AT&T and DirecTV’s merger cleared its final federal regulatory hurdle on Friday, garnering the votes at the FCC for approval.

The $49 billion transaction will create a bundling powerhouse, with the combined company’s ability to offer video, broadband and voice services. The combined company will have about 26 million video subscribers, making it the largest pay-TV provider, exceeding even the 22 million video subscribers of Comcast.

AT&T announced shortly after the FCC’s vote that it had completed the merger, and will integrate the two companies over the coming months.

“This transaction allows us to significantly expand our high-speed Internet service to reach millions more households, which is a perfect complement to our coast-to-coast TV and mobile coverage,” said Randall Stephenson, chairman and CEO of AT&T. “We’re now a fundamentally different company with a diversified set of capabilities and businesses that set us apart from the competition.”

DirecTV CEO Mike White will retire, and AT&T is naming John Stankey as CEO of AT&T Entertainment & Internet Services, overseeing DirecTV and AT&T Home Solutions.

Earlier this week FCC chairman Tom Wheeler said that he was recommending approval of the AT&T merger with DirecTV with conditions, including provisions to prevent the combined company from discriminating against online video competition.

The Department of Justice, which also has been reviewing the transaction, said it would not challenge the deal, concluding that “the combination of AT&T’s land-based Internet and video business with DirecTV’s satellite-based video business does not pose a significant risk to competition.”

AT&T and DirecTV will be required to expand its high-speed fiber broadband service to 12.5 million customer locations as well as certain schools and libraries. AT&T said that the condition requires it to offer such a service to at least that many within four years. FCC officials had expressed concern that there would be less incentive for the combined company to expand the network given that AT&T’s U-verse and DirecTV compete in some markets.

The combined company will be prohibited from discriminating against rival Internet video distribution services via the use of data caps, like waiving the caps for AT&T-DirecTV video. The FCC noted that AT&T was the only major Internet service provider that applied data caps across the board for its fixed broadband customers.

They also will have to submit so-called interconnection agreements to the commission for review. Those are pacts in which content companies like Netflix secure links of their traffic to broadband services.

The conditions also require that the combined company make low price standalone Internet service available to low-income residents in their coverage area. Service with speeds of at least 10 Mbps will be offered for $10 per month in areas where it is available. In other places, 5 Mbps service will be offered for $10 per month or 3 Mbps service will be offered for $5 per month.

The company also will be required to engage a third-party compliance officer to make sure that the conditions are being followed.
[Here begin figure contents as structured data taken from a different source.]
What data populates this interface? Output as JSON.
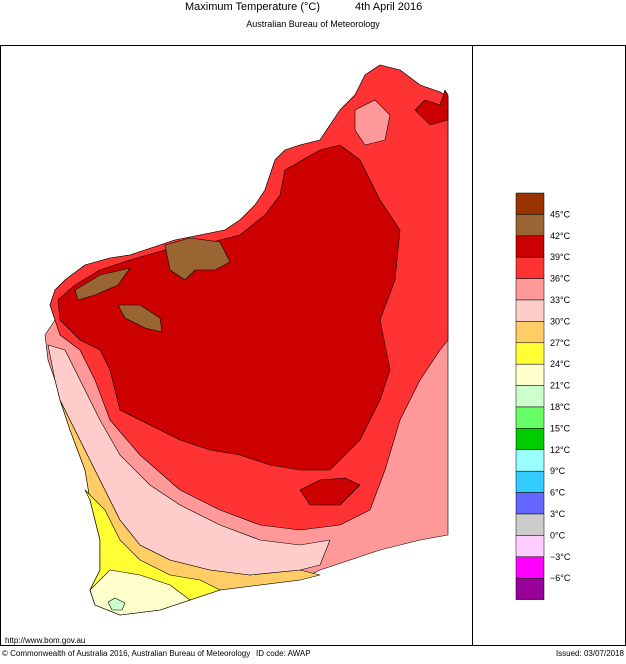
{
  "header": {
    "title": "Maximum Temperature (°C)",
    "date": "4th April 2016",
    "subtitle": "Australian Bureau of Meteorology"
  },
  "legend": {
    "boxes": [
      "#993300",
      "#996633",
      "#cc0000",
      "#ff3333",
      "#ff9999",
      "#ffcccc",
      "#ffcc66",
      "#ffff33",
      "#ffffcc",
      "#ccffcc",
      "#66ff66",
      "#00cc00",
      "#99ffff",
      "#33ccff",
      "#6666ff",
      "#cccccc",
      "#ffccff",
      "#ff00ff",
      "#990099"
    ],
    "labels": [
      "45°C",
      "42°C",
      "39°C",
      "36°C",
      "33°C",
      "30°C",
      "27°C",
      "24°C",
      "21°C",
      "18°C",
      "15°C",
      "12°C",
      "9°C",
      "6°C",
      "3°C",
      "0°C",
      "−3°C",
      "−6°C"
    ]
  },
  "footer": {
    "url": "http://www.bom.gov.au",
    "copyright": "© Commonwealth of Australia 2016, Australian Bureau of Meteorology",
    "id_code": "ID code: AWAP",
    "issued": "Issued: 03/07/2018"
  }
}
The conditions will be in effect for four years.

Wheeler was joined by Mignon Clyburn and Jessica Rosenworcel in supporting the merger. All three are Democratic appointees. Commissioner Michael O’Rielly concurred, and commissioner Ajit Pai supported but dissented to the conditions.
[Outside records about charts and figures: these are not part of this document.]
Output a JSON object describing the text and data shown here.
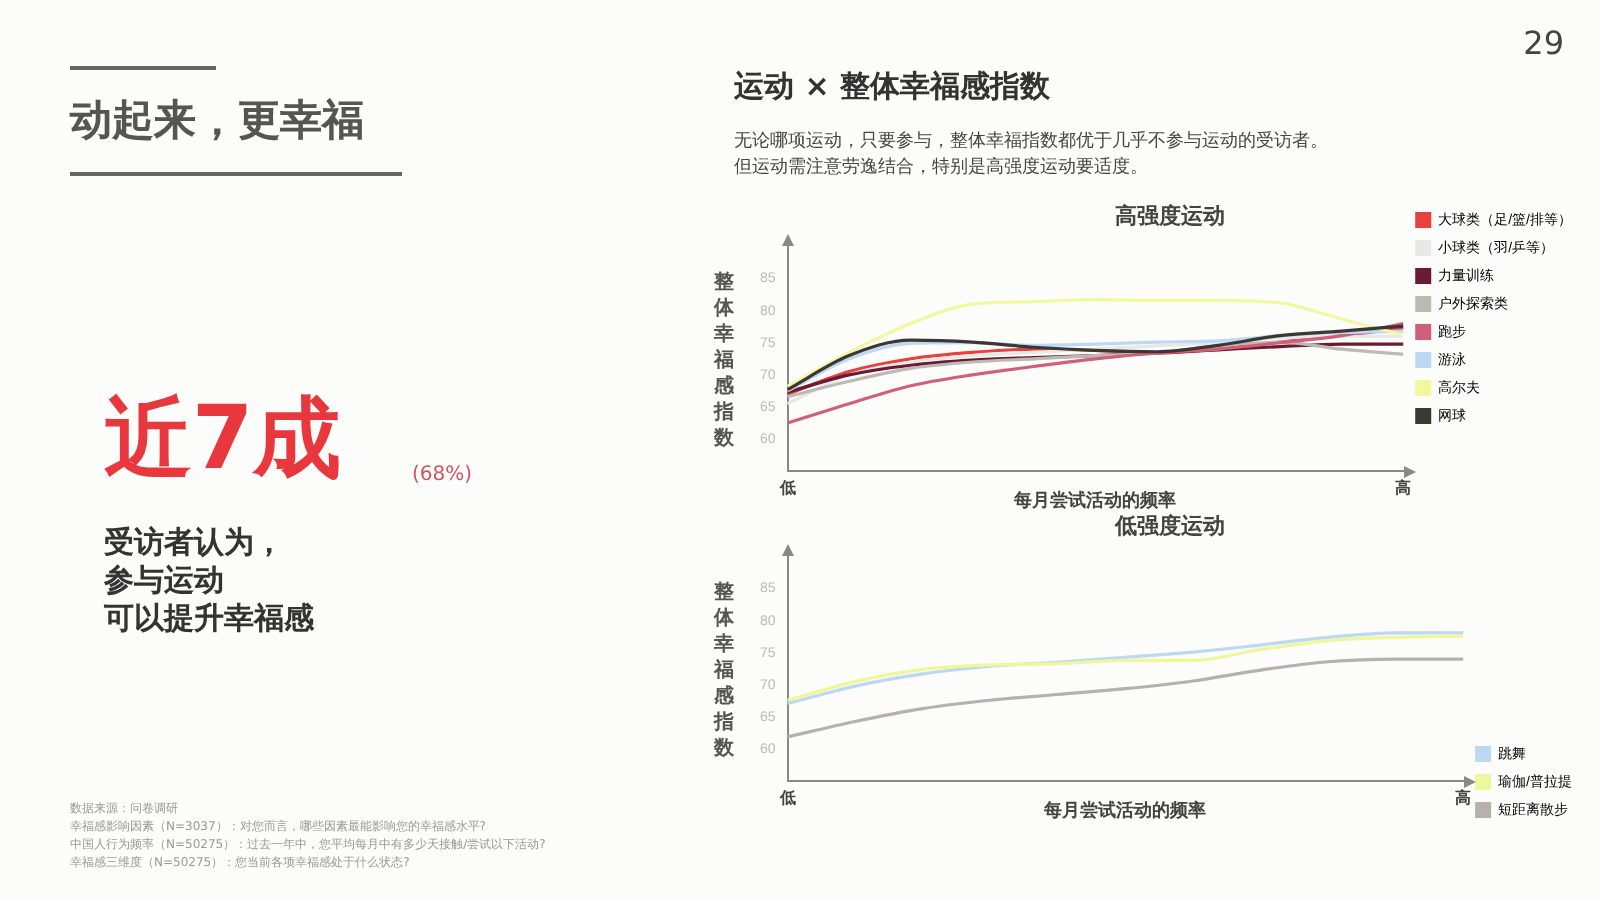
{
  "chart_data": [
    {
      "type": "line",
      "title": "高强度运动",
      "xlabel": "每月尝试活动的频率",
      "ylabel": "整体幸福感指数",
      "categories": [
        "低",
        null,
        null,
        null,
        null,
        null,
        null,
        null,
        null,
        null,
        "高"
      ],
      "ylim": [
        55,
        90
      ],
      "yticks": [
        60,
        65,
        70,
        75,
        80,
        85
      ],
      "grid": false,
      "legend": "right",
      "marker": "none",
      "line_style": "solid",
      "series": [
        {
          "name": "大球类（足/篮/排等）",
          "color": "#e8403f",
          "values": [
            67,
            70.5,
            72.5,
            73.5,
            74,
            73.8,
            73.4,
            74,
            75.1,
            76.1,
            77.3
          ]
        },
        {
          "name": "小球类（羽/乒等）",
          "color": "#e6e9e8",
          "values": [
            65.5,
            70,
            72,
            73,
            73.5,
            74,
            74.5,
            75,
            75.8,
            76,
            76
          ]
        },
        {
          "name": "力量训练",
          "color": "#6b1a33",
          "values": [
            67.3,
            70,
            71.5,
            72.3,
            72.7,
            73,
            73.4,
            73.9,
            74.4,
            74.8,
            74.8
          ]
        },
        {
          "name": "户外探索类",
          "color": "#bdbab5",
          "values": [
            66.6,
            69,
            71,
            72,
            72.5,
            73,
            73.4,
            74.5,
            75.1,
            74,
            73.2
          ]
        },
        {
          "name": "跑步",
          "color": "#d0607a",
          "values": [
            62.5,
            65.5,
            68.3,
            70,
            71.3,
            72.5,
            73.4,
            74,
            75,
            76.1,
            78
          ]
        },
        {
          "name": "游泳",
          "color": "#bcd8f2",
          "values": [
            67.5,
            72.5,
            74.9,
            75,
            74.6,
            74.8,
            75.1,
            75.3,
            76.1,
            76.6,
            76.8
          ]
        },
        {
          "name": "高尔夫",
          "color": "#f3f7a0",
          "values": [
            68.2,
            73.5,
            78,
            81,
            81.4,
            81.7,
            81.6,
            81.6,
            81.2,
            78.7,
            76.2
          ]
        },
        {
          "name": "网球",
          "color": "#3b3733",
          "values": [
            67.7,
            73,
            75.4,
            75.1,
            74.3,
            73.8,
            73.6,
            74.6,
            76.1,
            76.8,
            77.6
          ]
        }
      ],
      "annotations": [
        "29",
        "动起来，更幸福",
        "近7成",
        "(68%)",
        "受访者认为，",
        "参与运动",
        "可以提升幸福感",
        "运动 × 整体幸福感指数",
        "无论哪项运动，只要参与，整体幸福指数都优于几乎不参与运动的受访者。",
        "但运动需注意劳逸结合，特别是高强度运动要适度。",
        "数据来源：问卷调研",
        "幸福感影响因素（N=3037）：对您而言，哪些因素最能影响您的幸福感水平?",
        "中国人行为频率（N=50275）：过去一年中，您平均每月中有多少天接触/尝试以下活动?",
        "幸福感三维度（N=50275）：您当前各项幸福感处于什么状态?"
      ]
    },
    {
      "type": "line",
      "title": "低强度运动",
      "xlabel": "每月尝试活动的频率",
      "ylabel": "整体幸福感指数",
      "categories": [
        "低",
        null,
        null,
        null,
        null,
        null,
        null,
        null,
        null,
        null,
        "高"
      ],
      "ylim": [
        55,
        90
      ],
      "yticks": [
        60,
        65,
        70,
        75,
        80,
        85
      ],
      "grid": false,
      "legend": "bottom right",
      "marker": "none",
      "line_style": "solid",
      "series": [
        {
          "name": "跳舞",
          "color": "#bcd8f2",
          "values": [
            67.1,
            69.8,
            71.7,
            72.9,
            73.5,
            74.3,
            75.1,
            76.2,
            77.4,
            78.1,
            78.1
          ]
        },
        {
          "name": "瑜伽/普拉提",
          "color": "#eef79a",
          "values": [
            67.6,
            70.5,
            72.4,
            73.1,
            73.3,
            73.8,
            73.8,
            75.5,
            76.9,
            77.4,
            77.6
          ]
        },
        {
          "name": "短距离散步",
          "color": "#b5b1ac",
          "values": [
            61.9,
            64.3,
            66.3,
            67.6,
            68.5,
            69.4,
            70.6,
            72.3,
            73.6,
            74,
            74
          ]
        }
      ]
    }
  ]
}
The conditions do not include a provision that would require that the combined company abide by the FCC’s recently passed open Internet rules, regardless of what happens with an ongoing court challenge. An FCC spokeswoman said that the open Internet rules “are already in effect industry-wide and do not need to be duplicated in this transaction. The interconnection and data cap conditions go beyond the open Internet rules and are specific to this merger.”

Earlier this week, John Bergmayer, senior staff attorney at the public interest group Public Knowledge, said that they were “gratified that the commission appears to have addressed the merger specific issues related to AT&T’s ability — through discriminatory application of data caps and through other means — to disadvantage rival over-the-top video competitors.”

But he said that they remained concerned about the “underlying problem of our lack of competition” in the marketplace.

Matthew Polka, president and CEO of the American Cable Assn., which represents small- and medium- sized cable operators, said on Wednesday that the combined company would still have the incentive to charge pay-TV rivals higher prices for four Root Sports regional sports networks under their control.

“By charging higher prices for its RSNs to its pay-TV rivals, the new AT&T-DirecTV will not only drive up its rivals’ customers’ subscription fees, but it will reduce their funds available for deploying high performance broadband services in new areas,” Polka said in a statement.